De la divulgación

Francisco J. Fernández

Francisco J. Fernández (San Sebastián, 1967). Doctor en Filosofía. Ha sido profesor en la Universidad de Jaén e investigador en la Universidad del País Vasco. Actualmente es profesor de secundaria. Sus últimas publicaciones: Lycofrón. Diario de clase y El resto de la idea.

Estatua de Espartaco
Estatua de Espartaco

Quinto casi mío es un amigo filósofo y jurista, amante de divulgaciones, altas y bajas, con el que alterco sólita y sistemáticamente. Es un lector compulsivo y argumentador feroz. Como nunca he conseguido convencer a nadie de nada mediante un argumento, tiendo a candar la puerta de mi casa a requerimientos de esa índole. Es como que la verdad, para mí, se ha de imponer al margen de la validez con que se presenta. Pero el caso es que me viene a decir que no se me entiende, que soy demasiado elusivo y oscuro, y, lo que es peor, que parezco disfrutar de esa tiniebla, atentando contra la racionalidad (vamos, que me quiere vestir de purísima y oro).
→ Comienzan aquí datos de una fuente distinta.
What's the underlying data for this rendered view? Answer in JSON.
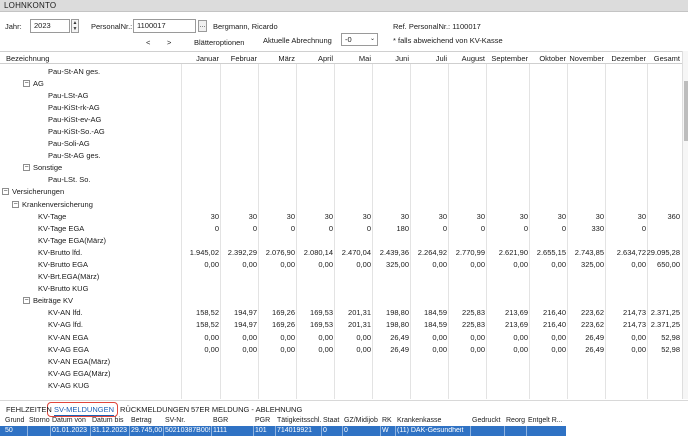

Yo le digo que cojón de pato, que al que quiera saber, poco y al revés, pero eso le subleva todavía más y empieza a echar pestes de mis idiotismos y pedanterías. En efecto, muchos son y en muchas incurro, pero le sirico diciendo que no escribo para que me lean, que leer está sobrevalorado y que no hay palabra mal dicha si no fuera retraída..., lo que le encorajina aún más, así que ni de haldas ni de mangas llegamos a especial acuerdo. Lo cierto es que tras la raridad de nuestras parrafadas volvemos a nuestras quinterías, despidiéndonos hasta el día siguiente.

Pero he aquí que hoy se me ha ocurrido ponerme en claro al respecto y de ahí este escrito (que le dedico), para apaciguar sus jeremíadas y ganarme su favor, apoipándolo. Y es que todo viene porque no hace mucho llevó a una de sus clases lo que escribe este amigo suyo, sin darse cuenta de que convencer a sus alumnos de que no lo había escrito un extraterrestre fue verdaderamente difícil. Yo me reí y me pareció el mejor de los halagos, pero él no lo vio así: que si había que acercar el saber, que si teníamos una misión pedagógica, que si no podíamos esconder los conceptos tras las palabras, que si ya pasó el tiempo de los oráculos, etc. Como llevo tantos años dando clases, me pregunto si no sabe que me enfrento todos los días a esos mismos alumnos. Diré una cosa: están mucho más interesados de lo que creemos por lo extraño y verdadero que por lo normalizado y compartido, esa matraca. Esa lucha contra el sentido común que es la filosofía debe utilizar por tanto todas las estrategias a su alcance, por peregrinas que parezcan: apenas un ejemplo, alejarse de lo cotidiano en vez de aproximarse al presente, rememorar Gaugamela o la peste negra o la rebelión de Espartaco, citar en latín o recitar a San Juan de la Cruz (por supuesto, par coeur, no vayamos ahora de poetas que no se saben sus poemas). De hecho, lo evocado es un poco lo de menos; lo que importa es que no sepan de qué se les habla. Ignoro la última razón de ello, pero resulta que funciona; probablemente porque estos recursos les permiten imaginar mundos que no son este, el cual, la verdad, ni fu ni fa ni vaca marela.

Lo malo es que ya me imagino cómo empieza a himplar mi buen amigo, cómo cabecea diciéndose que no sirve querer conmigo, porque me escabullo como calcetín que se ajorra, veo ya su mano en cuadril dispuesto a soltarme una fresca cuando resulta que este cagoniche no quiere lecturas de balde, sino costal y castañas. Pero es que eso es precisamente divulgar, esa mierda que cree oler a azucenas: que los calcetines se queden pegados al carcañal, id est, al que quiera saber, mucho y del envés. Pues no, no se trata de eso. Y ahora vas y lo cascas.